在初始化getBatchingOnlySafe的时候传入的处理器是GetBatchingHandler。

然后我们回到getBatchingOnlySafe#apply中,看看这个方法做了什么:

public boolean apply(final byte[] message, final CompletableFuture<byte[]> future) {
    //GetBatchingHandler
    return this.ringBuffer.tryPublishEvent((event, sequence) -> {
        event.reset();
        event.key = message;
        event.future = future;
    });
}

apply方法会向Disruptor发送一个事件进行异步处理,并把我们的key封装到event的key中。getBatchingOnlySafe的处理器是GetBatchingHandler。

批量获取数据

GetBatchingHandler#onEvent

public void onEvent(final KeyEvent event, final long sequence, final boolean endOfBatch) throws Exception {
    this.events.add(event);
    this.cachedBytes += event.key.length;
    final int size = this.events.size();
    //校验一下数据量,没有达到MaxReadBytes并且不是最后一个event,那么直接返回
    if (!endOfBatch && size < batchingOpts.getBatchSize() && this.cachedBytes < batchingOpts.getMaxReadBytes()) {
        return;
    }

    if (size == 1) {
        reset();
        try {
            //如果只是一个get请求,那么不需要进行批量处理
            get(event.key, this.readOnlySafe, event.future, false);
        } catch (final Throwable t) {
            exceptionally(t, event.future);
        }
    } else {
        //初始化一个刚刚好大小的集合
        final List<byte[]> keys = Lists.newArrayListWithCapacity(size);
        final CompletableFuture<byte[]>[] futures = new CompletableFuture[size];
        for (int i = 0; i < size; i++) {
            final KeyEvent e = this.events.get(i);
            keys.add(e.key);
            futures[i] = e.future;
        }
        //遍历完events数据到entries之后,重置
        reset();
        try {
            multiGet(keys, this.readOnlySafe).whenComplete((result, throwable) -> {
                //异步回调处理数据
                if (throwable == null) {
                    for (int i = 0; i < futures.length; i++) {
                        final ByteArray realKey = ByteArray.wrap(keys.get(i));
                        futures[i].complete(result.get(realKey));
                    }
                    return;
                }
                exceptionally(throwable, futures);
            });
        } catch (final Throwable t) {
            exceptionally(t, futures);
        }
    }
}
}

onEvent方法首先会校验一下当前的event数量有没有达到阈值以及当前的event是不是Disruptor中最后一个event;然后会根据不同的events集合中的数量来走不同的实现,这里做了一个优化,如果是只有一条数据那么不会走批处理;最后将所有的key放入到keys集合中并调用multiGet进行批处理。

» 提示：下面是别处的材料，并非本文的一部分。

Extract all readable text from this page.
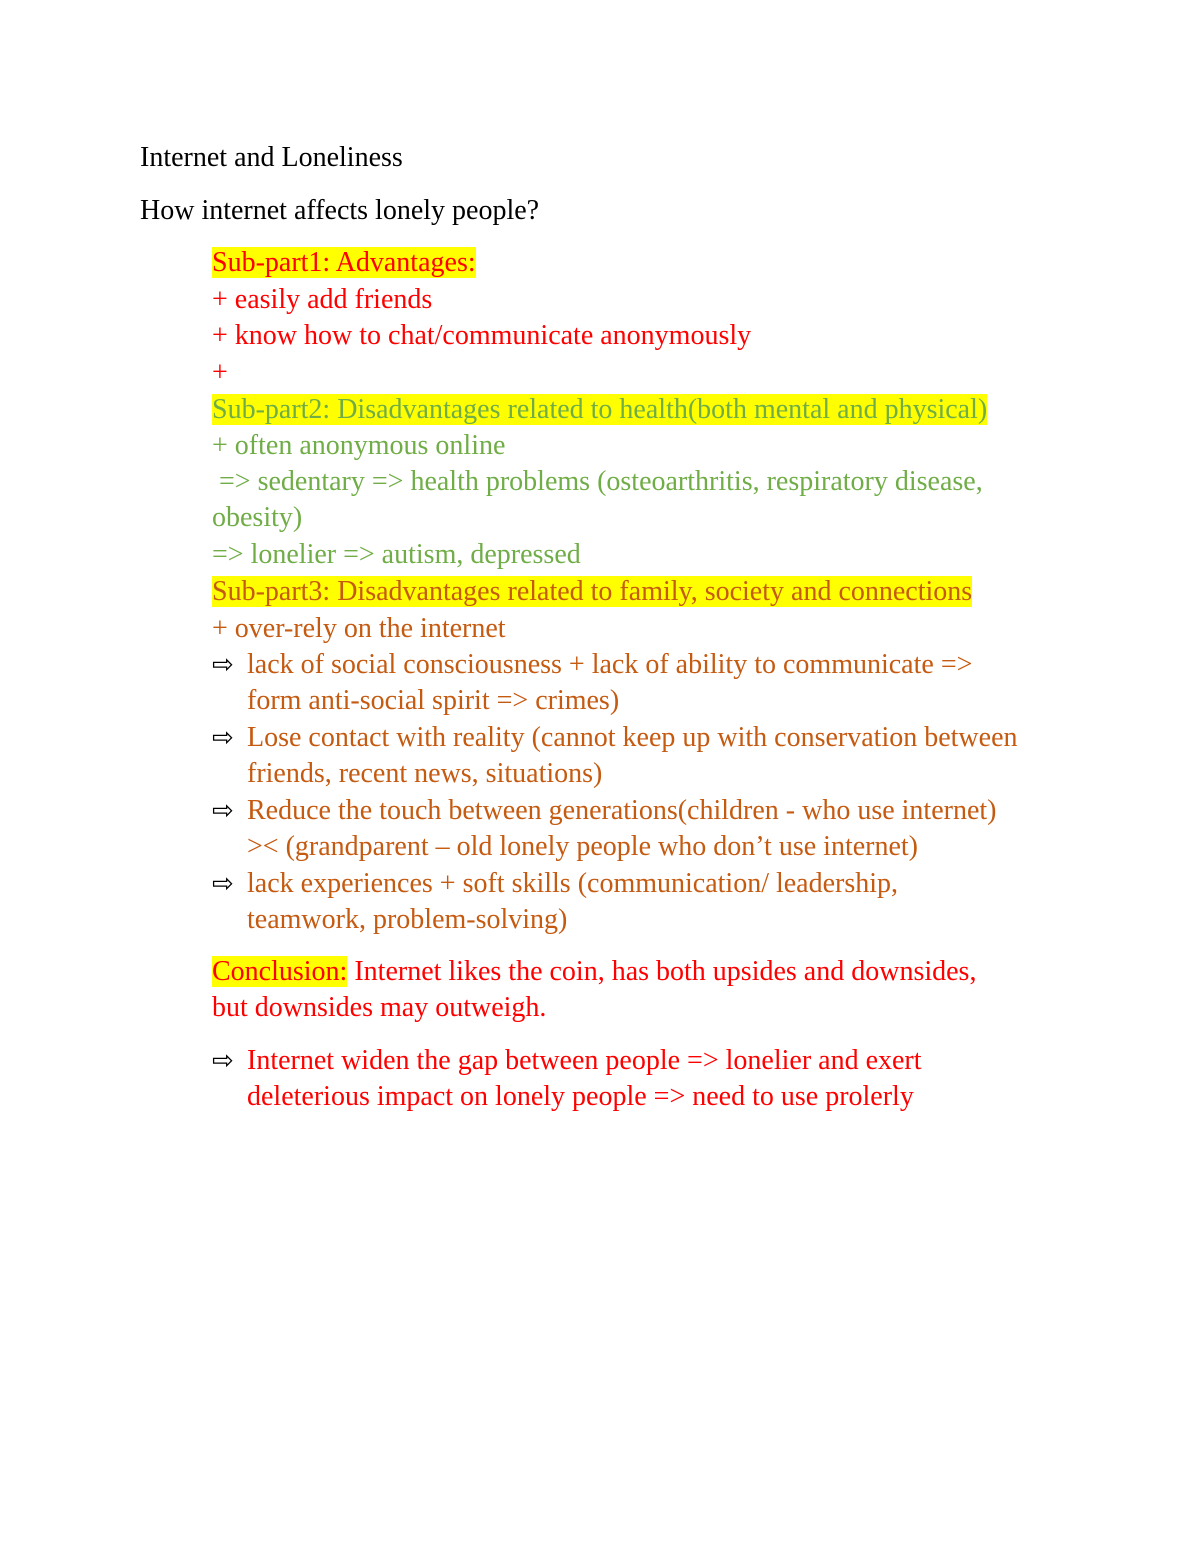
Internet and Loneliness
How internet affects lonely people?
Sub-part1: Advantages:
+ easily add friends
+ know how to chat/communicate anonymously
+
Sub-part2: Disadvantages related to health(both mental and physical)
+ often anonymous online
=> sedentary => health problems (osteoarthritis, respiratory disease,
obesity)
=> lonelier => autism, depressed
Sub-part3: Disadvantages related to family, society and connections
+ over-rely on the internet
⇨ lack of social consciousness + lack of ability to communicate =>
form anti-social spirit => crimes)
⇨ Lose contact with reality (cannot keep up with conservation between
friends, recent news, situations)
⇨ Reduce the touch between generations(children - who use internet)
>< (grandparent – old lonely people who don’t use internet)
⇨ lack experiences + soft skills (communication/ leadership,
teamwork, problem-solving)
Conclusion: Internet likes the coin, has both upsides and downsides,
but downsides may outweigh.
⇨ Internet widen the gap between people => lonelier and exert
deleterious impact on lonely people => need to use prolerly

multiGet方法会调用internalMultiGet返回一个Future,从而实现异步的返回结果。
DefaultRheaKVStore#internalMultiGet

private FutureGroup<Map<ByteArray, byte[]>> internalMultiGet(final List<byte[]> keys, final boolean readOnlySafe,
                                                             final int retriesLeft, final Throwable lastCause) {
    //因为不同的key是存放在不同的region中的,所以一个region会对应多个key,封装到map中
    final Map<Region, List<byte[]>> regionMap = this.pdClient
            .findRegionsByKeys(keys, ApiExceptionHelper.isInvalidEpoch(lastCause));
    //返回值
    final List<CompletableFuture<Map<ByteArray, byte[]>>> futures =
            Lists.newArrayListWithCapacity(regionMap.size());
    //lastCause传入为null
    final Errors lastError = lastCause == null ? null : Errors.forException(lastCause);

    for (final Map.Entry<Region, List<byte[]>> entry : regionMap.entrySet()) {
        final Region region = entry.getKey();
        final List<byte[]> subKeys = entry.getValue();
        //重试次数减1,设置一个重试函数
        final RetryCallable<Map<ByteArray, byte[]>> retryCallable = retryCause -> internalMultiGet(subKeys,
                readOnlySafe, retriesLeft - 1, retryCause);
        final MapFailoverFuture<ByteArray, byte[]> future = new MapFailoverFuture<>(retriesLeft, retryCallable);
        //发送MultiGetRequest请求,获取数据
        internalRegionMultiGet(region, subKeys, readOnlySafe, future, retriesLeft, lastError, this.onlyLeaderRead);
        futures.add(future);
    }
    return new FutureGroup<>(futures);
}

internalMultiGet里会根据key去组装region,不同的key会对应不同的region,数据时存在region中的,所以要从不同的region中获取数据,region和key是一对多的关系所以这里会封装成一个map。然后会遍历regionMap,每个region所对应的数据作为一个批次调用到internalRegionMultiGet方法中,根据不同的情况获取数据。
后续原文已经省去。